I have my headphone setup in my room. I want to add a second setup in my living room for stereo speakers.
Current setup:
Roon Nucleus as Roon Core
Gaming PC Running HQPlayer
Pi4 as NAA for HQPlayer
DAC connected to Pi4 directly through USB
In HQPlayer settings I have network control enabled and my backend as NAA and device as the pi4.
If I want to have an HQPlayer instance running for my speaker setup in my living room would i just get another pi4 acting as an NAA and buy another license key of HQPlayer?
I could use docker to make a docker network on my gaming PC, pull the HQPlayer image, create two instances, then run both instances? Then i can could use localhost with the ports for each instance to edit the HQPlayer settings?
Maybe I am overthinking this and I should just use the same HQPlayer instance and switch the Device in HQPlayer depending on if im listening to the speakers or my headphones? This route, I would need to edit the HQPlayer settings each time I switch between speakers and headphone setups though right?

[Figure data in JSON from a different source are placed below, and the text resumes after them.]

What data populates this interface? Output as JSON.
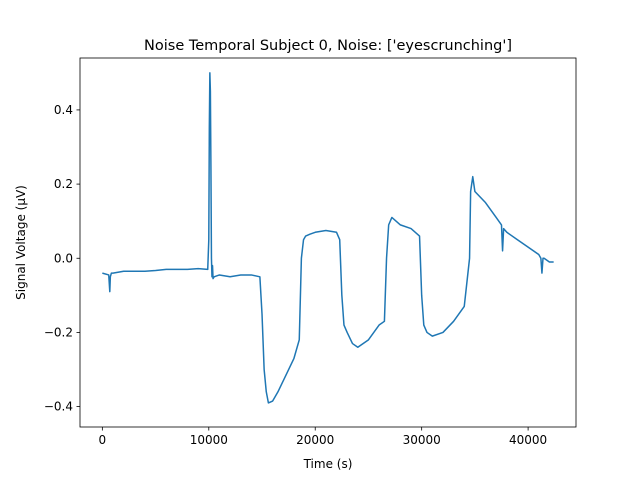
{
  "chart_data": {
    "type": "line",
    "title": "Noise Temporal Subject 0, Noise: ['eyescrunching']",
    "xlabel": "Time (s)",
    "ylabel": "Signal Voltage (µV)",
    "xlim": [
      -2100,
      44500
    ],
    "ylim": [
      -0.455,
      0.54
    ],
    "x_ticks": [
      0,
      10000,
      20000,
      30000,
      40000
    ],
    "x_tick_labels": [
      "0",
      "10000",
      "20000",
      "30000",
      "40000"
    ],
    "y_ticks": [
      -0.4,
      -0.2,
      0.0,
      0.2,
      0.4
    ],
    "y_tick_labels": [
      "−0.4",
      "−0.2",
      "0.0",
      "0.2",
      "0.4"
    ],
    "grid": false,
    "series": [
      {
        "color": "#1f77b4",
        "x": [
          0,
          600,
          700,
          750,
          850,
          1000,
          2000,
          3000,
          4000,
          5000,
          6000,
          7000,
          8000,
          9000,
          9900,
          10000,
          10050,
          10100,
          10150,
          10200,
          10250,
          10300,
          10350,
          10400,
          10500,
          11000,
          12000,
          13000,
          14000,
          14800,
          15000,
          15200,
          15400,
          15600,
          16000,
          16500,
          17000,
          17500,
          18000,
          18500,
          18700,
          18900,
          19100,
          19500,
          20000,
          21000,
          22000,
          22300,
          22500,
          22700,
          23000,
          23500,
          24000,
          25000,
          26000,
          26500,
          26700,
          26900,
          27200,
          28000,
          29000,
          29800,
          30000,
          30200,
          30500,
          31000,
          32000,
          33000,
          34000,
          34500,
          34600,
          34800,
          35000,
          36000,
          37000,
          37500,
          37600,
          37700,
          38000,
          39000,
          40000,
          41000,
          41200,
          41300,
          41400,
          41500,
          42000,
          42400
        ],
        "y": [
          -0.04,
          -0.045,
          -0.09,
          -0.05,
          -0.04,
          -0.04,
          -0.035,
          -0.035,
          -0.035,
          -0.033,
          -0.03,
          -0.03,
          -0.03,
          -0.028,
          -0.03,
          0.05,
          0.35,
          0.5,
          0.45,
          0.25,
          0.0,
          -0.05,
          -0.02,
          -0.055,
          -0.05,
          -0.045,
          -0.05,
          -0.045,
          -0.045,
          -0.05,
          -0.15,
          -0.3,
          -0.36,
          -0.39,
          -0.385,
          -0.36,
          -0.33,
          -0.3,
          -0.27,
          -0.22,
          0.0,
          0.05,
          0.06,
          0.065,
          0.07,
          0.075,
          0.07,
          0.05,
          -0.1,
          -0.18,
          -0.2,
          -0.23,
          -0.24,
          -0.22,
          -0.18,
          -0.17,
          0.0,
          0.09,
          0.11,
          0.09,
          0.08,
          0.06,
          -0.1,
          -0.18,
          -0.2,
          -0.21,
          -0.2,
          -0.17,
          -0.13,
          0.0,
          0.18,
          0.22,
          0.18,
          0.15,
          0.11,
          0.09,
          0.02,
          0.08,
          0.07,
          0.05,
          0.03,
          0.01,
          0.0,
          -0.04,
          0.0,
          0.0,
          -0.01,
          -0.01
        ]
      }
    ]
  }
}
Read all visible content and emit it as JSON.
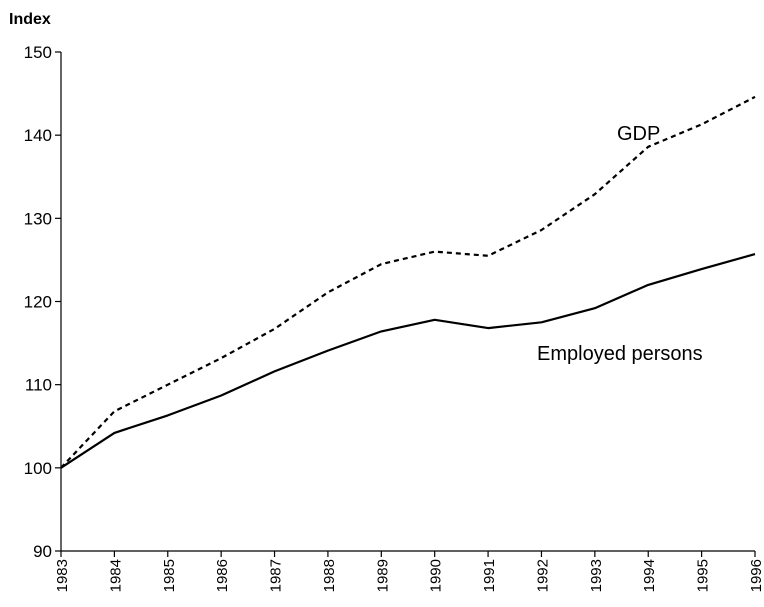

Anyways, looking for advice on how to set this up properly in an efficient way. Cheers and thank you in advance
You can use the “combo” setup/configuration for HQPlayer/NAA as described in this page … at the end of the page
This is a multiroom setup therefore all endpoints will play the same thing, of course
Other option, I would just setup NAA for a second rig. So you will have two NAA’s - one for headphones one for speakers. When you want to use one of these you just point HQPlayer to the right output NAA and may need to adjust parameters while switching between two systems (like output rate, etc…). I have several NAA’s and one HQPlayer server. (At this point in time I din’t need my NAA’s playing simultaneously).
You can create a profile for each naa and switch them using the client software. I do this for three different naa with different filters for each. I use the desktop hqplayer.
Yes, two config profiles is the way to deal with two NAAs that may use different output settings. This is supported on both Desktop and Embedded.
Combo interface gives simultaneous output on multiple devices, but in this case all endpoints output same format using same settings (apart from possibly different DAC correction).